First time here so forgive me for any faux pas. I have a question about the limitation of SQL as I am new to the code, and what I need I believe to be rather complex.
Is it possible to automate finding the optimal data for a specific query. For example, say I have the following columns:
1) Vehicle type (Text) e.g. car,bike,bus
2) Number of passengers (Numeric) e.g. 0-7
3) Was in an accident (Boolean) e.g. t or f
From here, I would like to get percentages. So if I were to select only cars with 3 passengers, what percentage of the total accidents does that account for.
I understand how to get this as a one off or mathematically calculate it, however my question relates how to automate this process to get the optimum number.
So, keeping with this example, say I look at just cars, what number of passengers covers the highest percentage of accidents?

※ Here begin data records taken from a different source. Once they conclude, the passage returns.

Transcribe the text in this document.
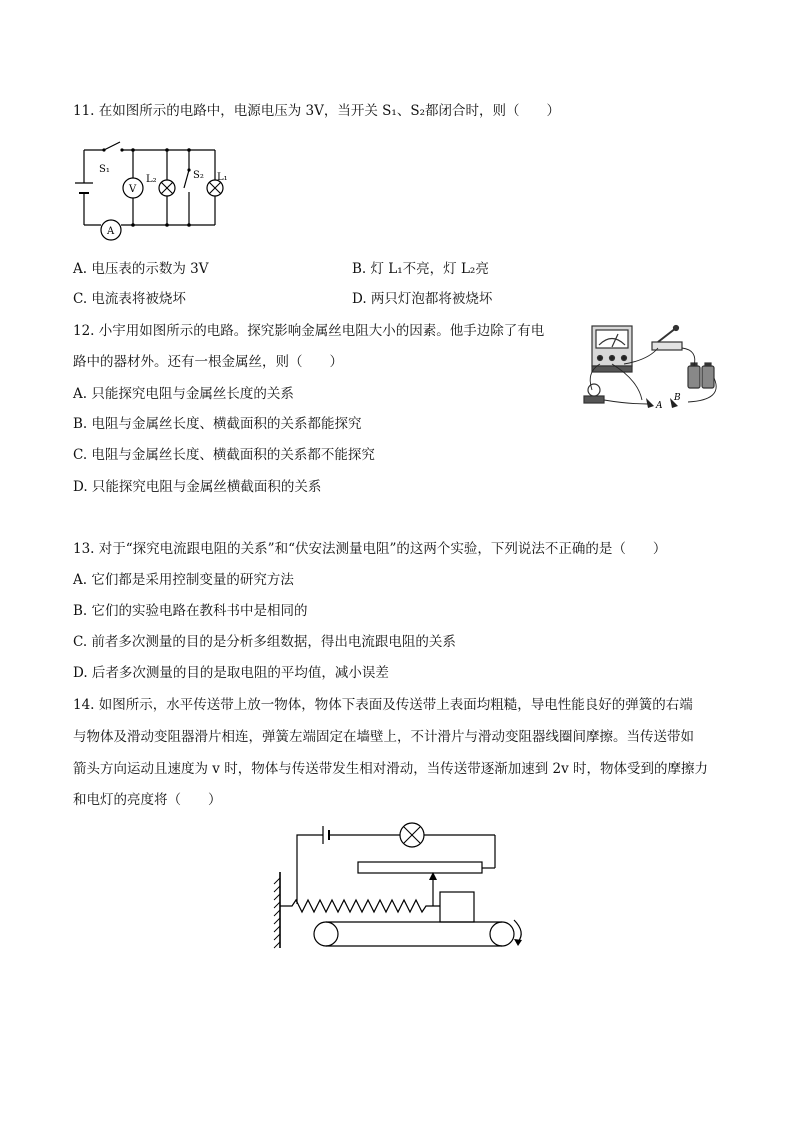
11. 在如图所示的电路中，电源电压为 3V，当开关 S₁、S₂都闭合时，则（　　）
S₁
V
A
L₂	S₂ L₁
A. 电压表的示数为 3V	B. 灯 L₁不亮，灯 L₂亮
C. 电流表将被烧坏	D. 两只灯泡都将被烧坏
12. 小宇用如图所示的电路。探究影响金属丝电阻大小的因素。他手边除了有电
路中的器材外。还有一根金属丝，则（　　）
A. 只能探究电阻与金属丝长度的关系
B. 电阻与金属丝长度、横截面积的关系都能探究
C. 电阻与金属丝长度、横截面积的关系都不能探究
D. 只能探究电阻与金属丝横截面积的关系
A
B
13. 对于“探究电流跟电阻的关系”和“伏安法测量电阻”的这两个实验，下列说法不正确的是（　　）
A. 它们都是采用控制变量的研究方法
B. 它们的实验电路在教科书中是相同的
C. 前者多次测量的目的是分析多组数据，得出电流跟电阻的关系
D. 后者多次测量的目的是取电阻的平均值，减小误差
14. 如图所示，水平传送带上放一物体，物体下表面及传送带上表面均粗糙，导电性能良好的弹簧的右端
与物体及滑动变阻器滑片相连，弹簧左端固定在墙壁上，不计滑片与滑动变阻器线圈间摩擦。当传送带如
箭头方向运动且速度为 v 时，物体与传送带发生相对滑动，当传送带逐渐加速到 2v 时，物体受到的摩擦力
和电灯的亮度将（　　）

At the moment, I am currently going through and testing number by number, is there a way to 'find' the optimal number? It is easy when it is just 0-7 like in the example, but I would naturally like to deal with a larger range and even multiple ranges. For example, say we add another variable titled:
4) Number of doors (numeric) e-g- 0-3
Would there be a way of finding the best combination of numbers from these two variables that cover the highest percentage of accidents?
So say we took: Car, >2 passengers, <3 doors on the vehicle. Out of the accidents variable 50% were true
But if we change that to:Car, >4 passengers, <3 doors. Out of the accidents variable 80% were true.
I hope I have explained this well. I understand that this is most likely not possible with SQL, however is there another way to find these optimum numbers?
Thanks in advance